That’s how many USC home football games I had attended in my three years as a student here before Saturday. Six of those were losses. Some of them were bad losses. Some were frustrating beyond belief. Some were maddening beyond description.
I’ve seen the Coliseum crowd shocked after wide receiver Ronald Johnson let a potential game-winning touchdown slip through his fingers in the rain against Notre Dame in 2010.
I’ve seen it heartbroken after running back Curtis McNeal fumbled inside the 5-yard line to end the Trojans’ quest to upset Stanford in 2011.
I’ve seen it exasperated after USC put up 51 points against Oregon last season, only to give up the most points (62) and yards (730) of any team in Trojan history.
But I’ve never seen it like it was on Saturday.
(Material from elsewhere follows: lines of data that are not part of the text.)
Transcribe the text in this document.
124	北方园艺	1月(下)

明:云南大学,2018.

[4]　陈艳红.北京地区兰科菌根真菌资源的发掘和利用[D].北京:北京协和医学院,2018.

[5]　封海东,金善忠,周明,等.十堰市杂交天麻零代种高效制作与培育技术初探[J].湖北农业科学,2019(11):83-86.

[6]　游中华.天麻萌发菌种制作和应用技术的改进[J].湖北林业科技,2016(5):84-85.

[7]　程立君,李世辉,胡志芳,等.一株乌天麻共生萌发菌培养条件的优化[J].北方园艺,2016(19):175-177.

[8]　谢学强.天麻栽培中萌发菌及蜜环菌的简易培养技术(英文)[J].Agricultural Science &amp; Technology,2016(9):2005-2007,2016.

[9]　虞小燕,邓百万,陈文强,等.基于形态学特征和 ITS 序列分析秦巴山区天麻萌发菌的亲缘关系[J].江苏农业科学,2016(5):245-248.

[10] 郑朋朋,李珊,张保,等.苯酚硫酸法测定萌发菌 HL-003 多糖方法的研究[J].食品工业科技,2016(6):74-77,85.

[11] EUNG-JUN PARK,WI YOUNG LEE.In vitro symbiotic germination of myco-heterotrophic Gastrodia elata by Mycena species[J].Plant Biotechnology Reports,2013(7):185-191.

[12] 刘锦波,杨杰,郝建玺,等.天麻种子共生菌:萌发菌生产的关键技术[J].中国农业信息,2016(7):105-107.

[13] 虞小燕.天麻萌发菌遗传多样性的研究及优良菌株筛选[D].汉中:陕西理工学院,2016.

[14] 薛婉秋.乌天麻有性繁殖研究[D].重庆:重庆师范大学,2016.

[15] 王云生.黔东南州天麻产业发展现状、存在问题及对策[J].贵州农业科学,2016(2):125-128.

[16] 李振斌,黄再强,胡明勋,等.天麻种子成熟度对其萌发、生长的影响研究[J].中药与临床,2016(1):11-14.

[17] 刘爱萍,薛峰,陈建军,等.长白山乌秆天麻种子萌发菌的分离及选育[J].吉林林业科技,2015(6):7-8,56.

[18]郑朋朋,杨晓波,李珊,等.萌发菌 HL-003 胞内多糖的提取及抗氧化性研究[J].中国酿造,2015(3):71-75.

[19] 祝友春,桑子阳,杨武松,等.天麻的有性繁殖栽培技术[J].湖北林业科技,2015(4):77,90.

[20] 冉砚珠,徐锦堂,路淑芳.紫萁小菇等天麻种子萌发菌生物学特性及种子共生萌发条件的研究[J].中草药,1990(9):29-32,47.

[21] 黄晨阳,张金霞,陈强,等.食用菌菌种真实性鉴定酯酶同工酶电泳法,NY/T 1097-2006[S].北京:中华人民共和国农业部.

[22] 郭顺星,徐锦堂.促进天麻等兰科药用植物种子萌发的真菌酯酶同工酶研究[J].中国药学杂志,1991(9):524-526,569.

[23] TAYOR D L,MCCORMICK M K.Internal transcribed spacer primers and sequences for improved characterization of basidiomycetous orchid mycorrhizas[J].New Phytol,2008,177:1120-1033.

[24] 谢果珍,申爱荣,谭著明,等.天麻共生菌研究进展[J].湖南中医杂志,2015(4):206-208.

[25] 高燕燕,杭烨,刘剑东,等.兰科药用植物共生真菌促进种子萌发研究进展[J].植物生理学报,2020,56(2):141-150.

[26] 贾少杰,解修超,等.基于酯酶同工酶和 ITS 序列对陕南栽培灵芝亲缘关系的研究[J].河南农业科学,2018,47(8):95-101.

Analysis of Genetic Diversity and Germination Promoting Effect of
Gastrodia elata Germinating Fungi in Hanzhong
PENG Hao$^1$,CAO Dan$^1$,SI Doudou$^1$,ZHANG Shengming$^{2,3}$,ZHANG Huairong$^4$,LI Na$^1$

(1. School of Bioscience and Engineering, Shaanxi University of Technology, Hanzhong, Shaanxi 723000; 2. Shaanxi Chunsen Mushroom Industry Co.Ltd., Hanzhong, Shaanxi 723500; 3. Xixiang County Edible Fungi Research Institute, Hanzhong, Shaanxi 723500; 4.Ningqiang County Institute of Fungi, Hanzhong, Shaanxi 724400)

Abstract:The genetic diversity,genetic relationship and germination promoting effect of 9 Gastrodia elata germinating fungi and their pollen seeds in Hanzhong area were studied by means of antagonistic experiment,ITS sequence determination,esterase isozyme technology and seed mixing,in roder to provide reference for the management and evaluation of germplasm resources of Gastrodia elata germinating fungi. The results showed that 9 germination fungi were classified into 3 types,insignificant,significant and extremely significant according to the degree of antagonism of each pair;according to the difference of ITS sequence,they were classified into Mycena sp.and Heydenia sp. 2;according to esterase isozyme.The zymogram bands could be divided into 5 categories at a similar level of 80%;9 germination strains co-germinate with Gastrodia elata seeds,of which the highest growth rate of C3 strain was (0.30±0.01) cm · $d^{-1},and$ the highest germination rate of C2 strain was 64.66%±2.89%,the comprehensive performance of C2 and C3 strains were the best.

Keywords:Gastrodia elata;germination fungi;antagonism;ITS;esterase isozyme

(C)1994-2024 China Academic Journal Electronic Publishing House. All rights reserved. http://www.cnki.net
It’s a sentiment I’ve heard echoed by many over the last few days. Every fan, employee and media member has seen USC lose, and lose much worse (on the scoreboard, at least) than on Saturday. But still, this one felt different.
“Embarrassed” is the first word that comes to mind, and the word I’ve heard thrown around most in the aftermath.
But simple embarrassment doesn’t cause fans to boo a team off the field at halftime or audibly chant for the head coach to be fired. No, that’s something else. That’s more than embarrassment, frustration or humiliation.
That is anger.
The Coliseum was angry, and made it known. This campus is still angry. It’s unlike anything I’ve ever experienced following a defeat here.
After any given USC loss, I can usually pop on social media and see posts such as, “I’d rather lose as a Trojan than win as (insert winning team here).” Not after Saturday. I didn’t see or hear one single “Win or lose, we still booze.” Nothing about how it’s still great to be a Trojan — just a lot of disbelief and frustration.
How else do you describe fans openly booing the team into the locker room?
How else do you describe the “Fire Kiffin” chant that echoed through the Coliseum as the clock wound down?
How else can you describe the feeling in there on Saturday?
It’s coming from more than just fans. Without getting into specifics about what was said up the tunnel after the game, believe me, there was plenty of anger there as well. Players don’t come to USC to lose six games a season, or to ever lose to Washington State — a team that hasn’t had a winning record since 2003, has lost 49 games in the last five years and, as a reminder, is Washington State.
As the saying goes, “You win some, you lose some.” Such is the nature of sports. At USC, however, the expectation is that you win a considerable amount more than you lose. And the reality is this: USC is 8-7 since the beginning of the 2012 season. They are 2-6 in their last eight games. In the four games since Matt Barkley’s injury at UCLA, they have scored five offensive touchdowns.
We can argue forever about the morals of booing your own team, especially when that team is comprised of amateurs. But it’s hard to blame fans for making their feelings heard after Saturday’s debacle. There are people at this school who couldn’t explain a football concept as basic as a handoff, yet could draw a detailed diagram of a bubble screen.
The “definitive” choice of a quarterback should help, especially from a game plan standpoint. USC head coach Lane Kiffin will be able to better tailor the offense to sophomore Cody Kessler.
And of course, the defense has been outstanding, surrendering just 14 points in the first two games while recording 11 sacks and seven takeaways, and giving up an amazing 0.6 yards per carry.
The talent is there for this team to play with almost any opponent. But then again, that was the case last year, too. And Saturday’s loss felt a lot worse than any of the six suffered in 2012 — ask anyone who was there. The feeling permeating from the stands was totally foreign, but also completely undeniable: Anger.
And somehow, no matter what happens this Saturday — lose by three or win by 30 — I don’t think it’s going away.